I summarize below the main ideas of the paper [1] whose link is in my comment above:

1. Group the terms in the sum into "tame" and "wild" terms. The tame are defined as intergers that obey: $$ \bigg|n-\frac{\pi}2-2\pi a\bigg|\ge\frac1{n^{1/4}} $$ ($a$ integer) meaning they are "far enough" from making the sine equal to $1$. Wilds are the non-tame integers.
2. Using the following theorem about how close $\pi$ is to rational numbers: For every integers $p,q$ such that $|q|>1$: $$ \bigg|\pi-\frac pq\bigg|>\frac1{|q|^{20}}, $$ they show that the wild numbers $W_k$ obey
   $$ W_k\ge\frac12 k^{77/76} $$ meaning they are pretty scarce.

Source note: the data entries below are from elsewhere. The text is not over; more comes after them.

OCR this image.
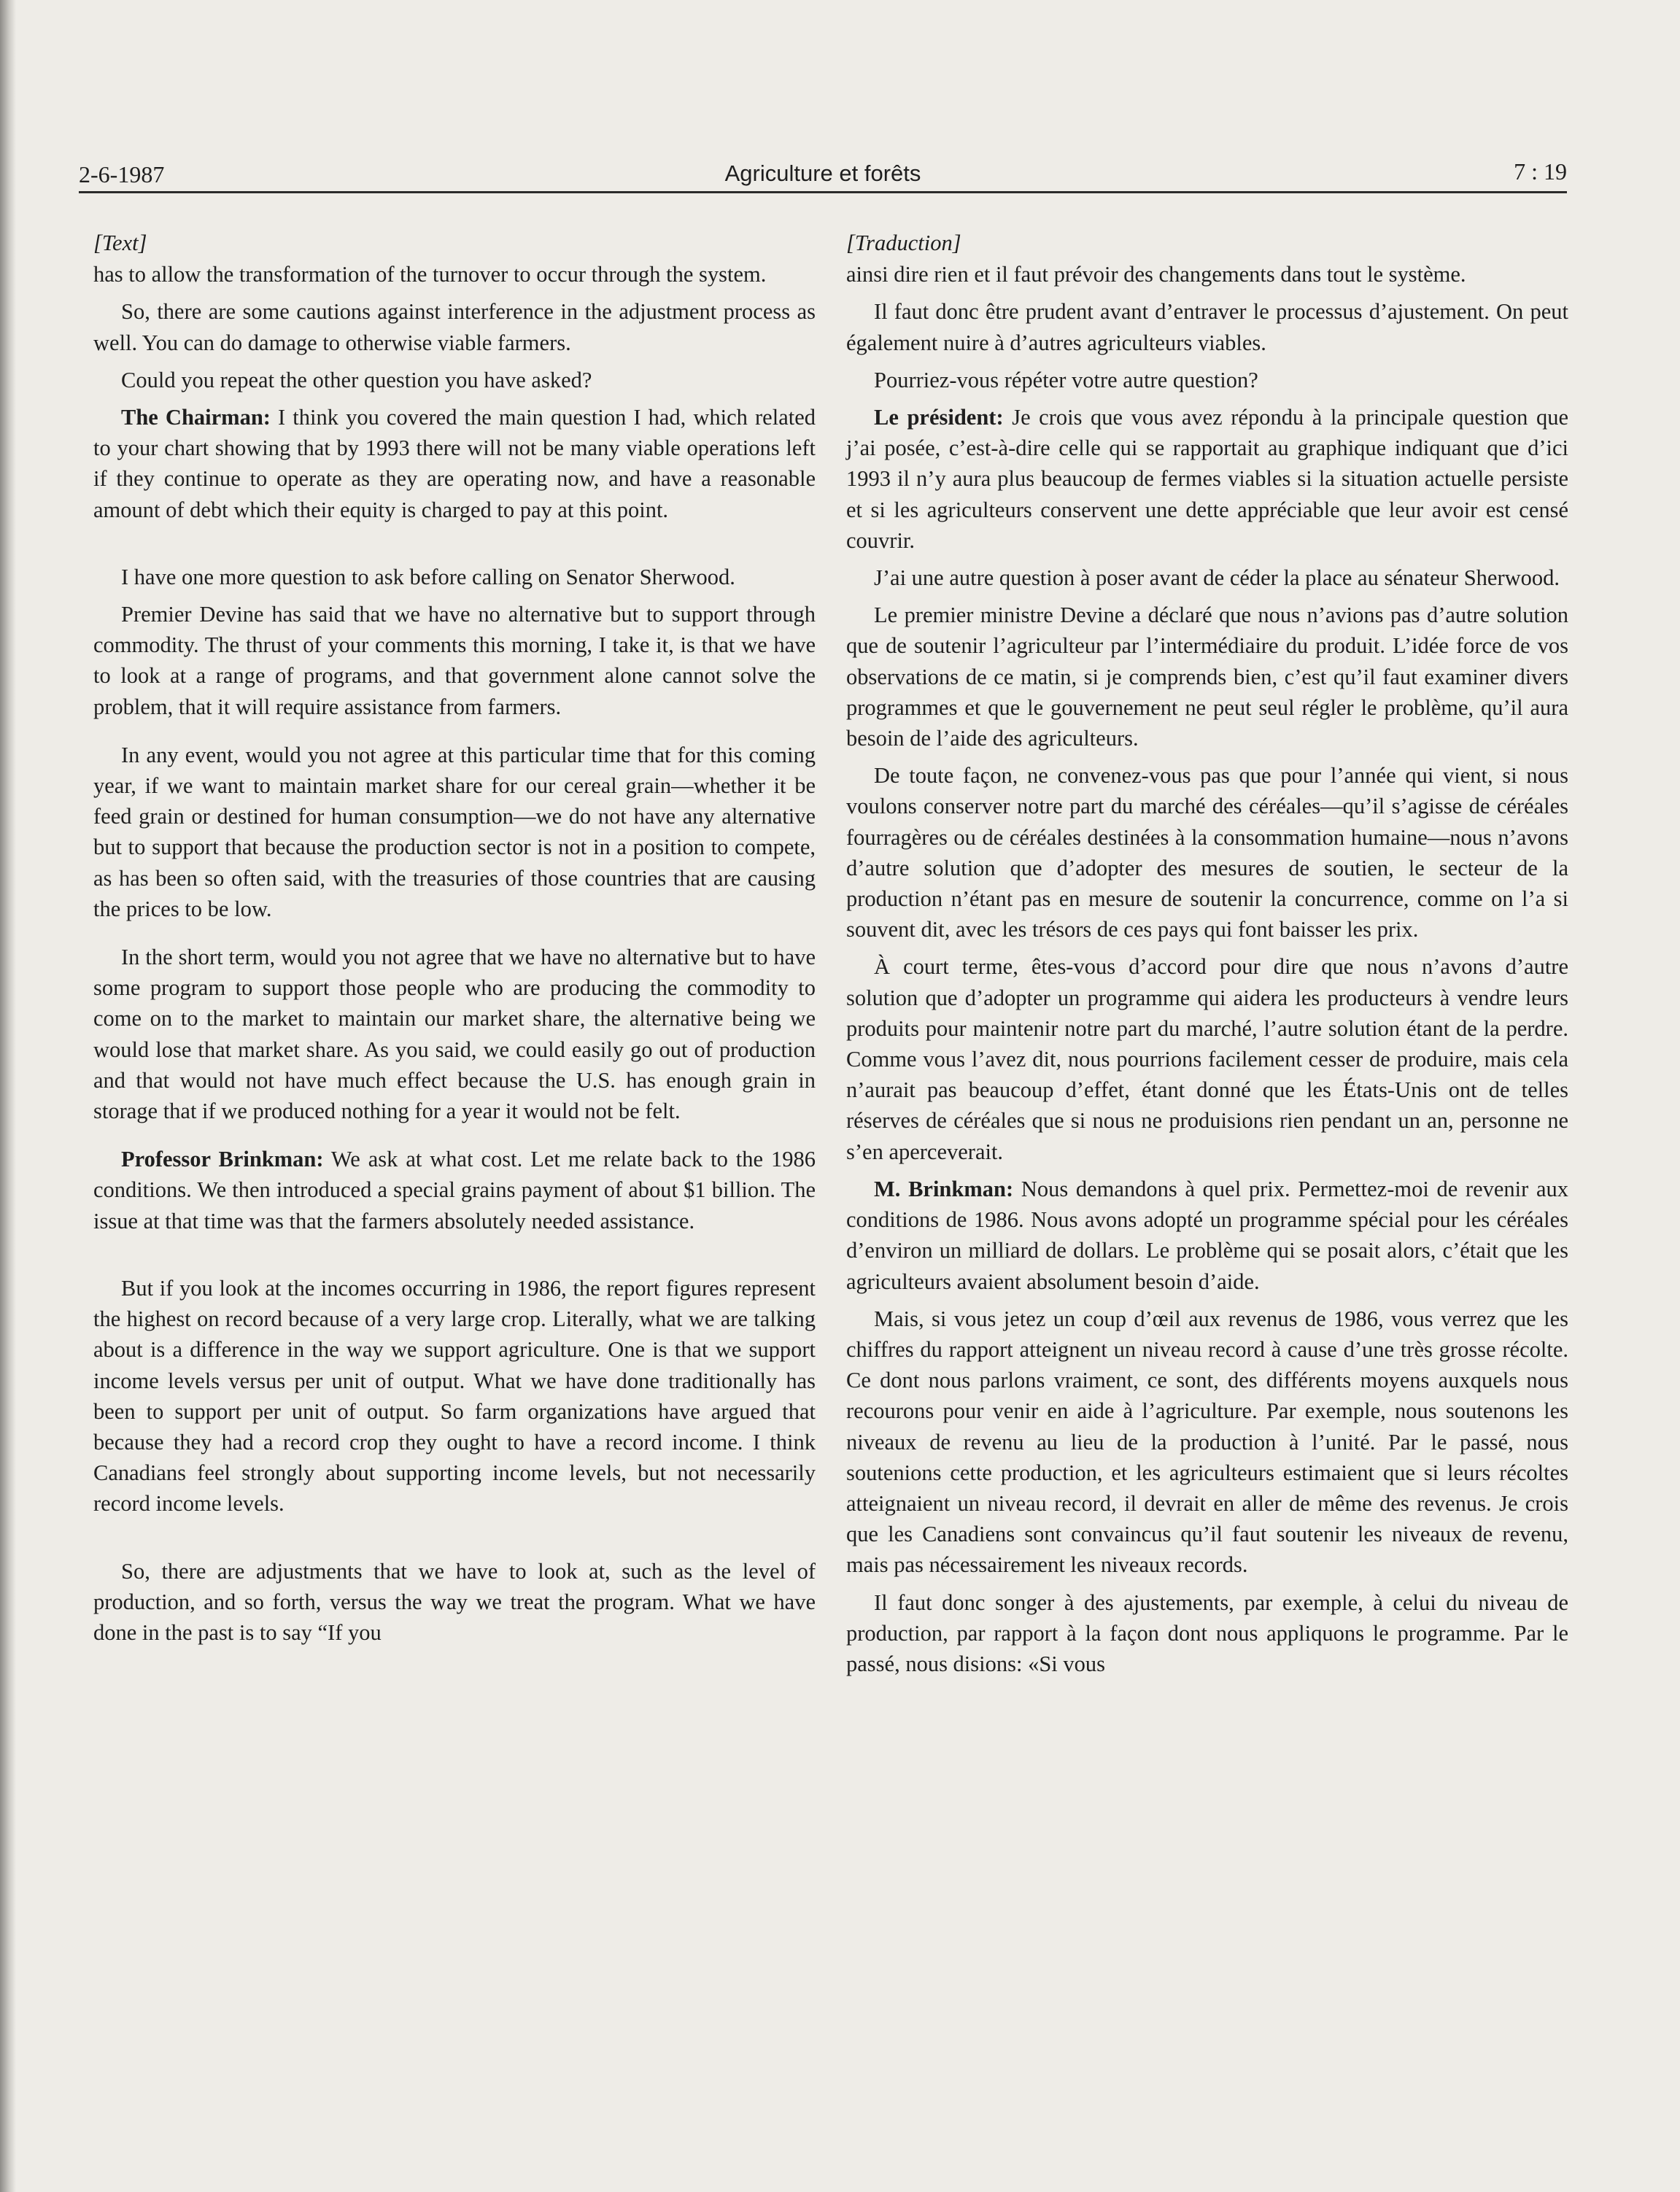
2-6-1987	Agriculture et forêts	7 : 19
[Text]

has to allow the transformation of the turnover to occur through the system.

So, there are some cautions against interference in the adjustment process as well. You can do damage to otherwise viable farmers.

Could you repeat the other question you have asked?

The Chairman: I think you covered the main question I had, which related to your chart showing that by 1993 there will not be many viable operations left if they continue to operate as they are operating now, and have a reasonable amount of debt which their equity is charged to pay at this point.

I have one more question to ask before calling on Senator Sherwood.

Premier Devine has said that we have no alternative but to support through commodity. The thrust of your comments this morning, I take it, is that we have to look at a range of programs, and that government alone cannot solve the problem, that it will require assistance from farmers.

In any event, would you not agree at this particular time that for this coming year, if we want to maintain market share for our cereal grain—whether it be feed grain or destined for human consumption—we do not have any alternative but to support that because the production sector is not in a position to compete, as has been so often said, with the treasuries of those countries that are causing the prices to be low.

In the short term, would you not agree that we have no alternative but to have some program to support those people who are producing the commodity to come on to the market to maintain our market share, the alternative being we would lose that market share. As you said, we could easily go out of production and that would not have much effect because the U.S. has enough grain in storage that if we produced nothing for a year it would not be felt.

Professor Brinkman: We ask at what cost. Let me relate back to the 1986 conditions. We then introduced a special grains payment of about $1 billion. The issue at that time was that the farmers absolutely needed assistance.

But if you look at the incomes occurring in 1986, the report figures represent the highest on record because of a very large crop. Literally, what we are talking about is a difference in the way we support agriculture. One is that we support income levels versus per unit of output. What we have done traditionally has been to support per unit of output. So farm organizations have argued that because they had a record crop they ought to have a record income. I think Canadians feel strongly about supporting income levels, but not necessarily record income levels.

So, there are adjustments that we have to look at, such as the level of production, and so forth, versus the way we treat the program. What we have done in the past is to say “If you

[Traduction]

ainsi dire rien et il faut prévoir des changements dans tout le système.

Il faut donc être prudent avant d’entraver le processus d’ajustement. On peut également nuire à d’autres agriculteurs viables.

Pourriez-vous répéter votre autre question?

Le président: Je crois que vous avez répondu à la principale question que j’ai posée, c’est-à-dire celle qui se rapportait au graphique indiquant que d’ici 1993 il n’y aura plus beaucoup de fermes viables si la situation actuelle persiste et si les agriculteurs conservent une dette appréciable que leur avoir est censé couvrir.

J’ai une autre question à poser avant de céder la place au sénateur Sherwood.

Le premier ministre Devine a déclaré que nous n’avions pas d’autre solution que de soutenir l’agriculteur par l’intermédiaire du produit. L’idée force de vos observations de ce matin, si je comprends bien, c’est qu’il faut examiner divers programmes et que le gouvernement ne peut seul régler le problème, qu’il aura besoin de l’aide des agriculteurs.

De toute façon, ne convenez-vous pas que pour l’année qui vient, si nous voulons conserver notre part du marché des céréales—qu’il s’agisse de céréales fourragères ou de céréales destinées à la consommation humaine—nous n’avons d’autre solution que d’adopter des mesures de soutien, le secteur de la production n’étant pas en mesure de soutenir la concurrence, comme on l’a si souvent dit, avec les trésors de ces pays qui font baisser les prix.

À court terme, êtes-vous d’accord pour dire que nous n’avons d’autre solution que d’adopter un programme qui aidera les producteurs à vendre leurs produits pour maintenir notre part du marché, l’autre solution étant de la perdre. Comme vous l’avez dit, nous pourrions facilement cesser de produire, mais cela n’aurait pas beaucoup d’effet, étant donné que les États-Unis ont de telles réserves de céréales que si nous ne produisions rien pendant un an, personne ne s’en aperceverait.

M. Brinkman: Nous demandons à quel prix. Permettez-moi de revenir aux conditions de 1986. Nous avons adopté un programme spécial pour les céréales d’environ un milliard de dollars. Le problème qui se posait alors, c’était que les agriculteurs avaient absolument besoin d’aide.

Mais, si vous jetez un coup d’œil aux revenus de 1986, vous verrez que les chiffres du rapport atteignent un niveau record à cause d’une très grosse récolte. Ce dont nous parlons vraiment, ce sont, des différents moyens auxquels nous recourons pour venir en aide à l’agriculture. Par exemple, nous soutenons les niveaux de revenu au lieu de la production à l’unité. Par le passé, nous soutenions cette production, et les agriculteurs estimaient que si leurs récoltes atteignaient un niveau record, il devrait en aller de même des revenus. Je crois que les Canadiens sont convaincus qu’il faut soutenir les niveaux de revenu, mais pas nécessairement les niveaux records.

Il faut donc songer à des ajustements, par exemple, à celui du niveau de production, par rapport à la façon dont nous appliquons le programme. Par le passé, nous disions: «Si vous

3. By using simple small angle expansion of the sine function they show that the sum over the tame numbers is less than the sum of $e^{-\sqrt n}$ and therefore converges.
4. Because of their scarcity the sum over the wild numbers $W_k$ is less than or equal to twice the sum over $\frac1{k^{77/76}}$ and therefore also converges. Thus the whole sum converges.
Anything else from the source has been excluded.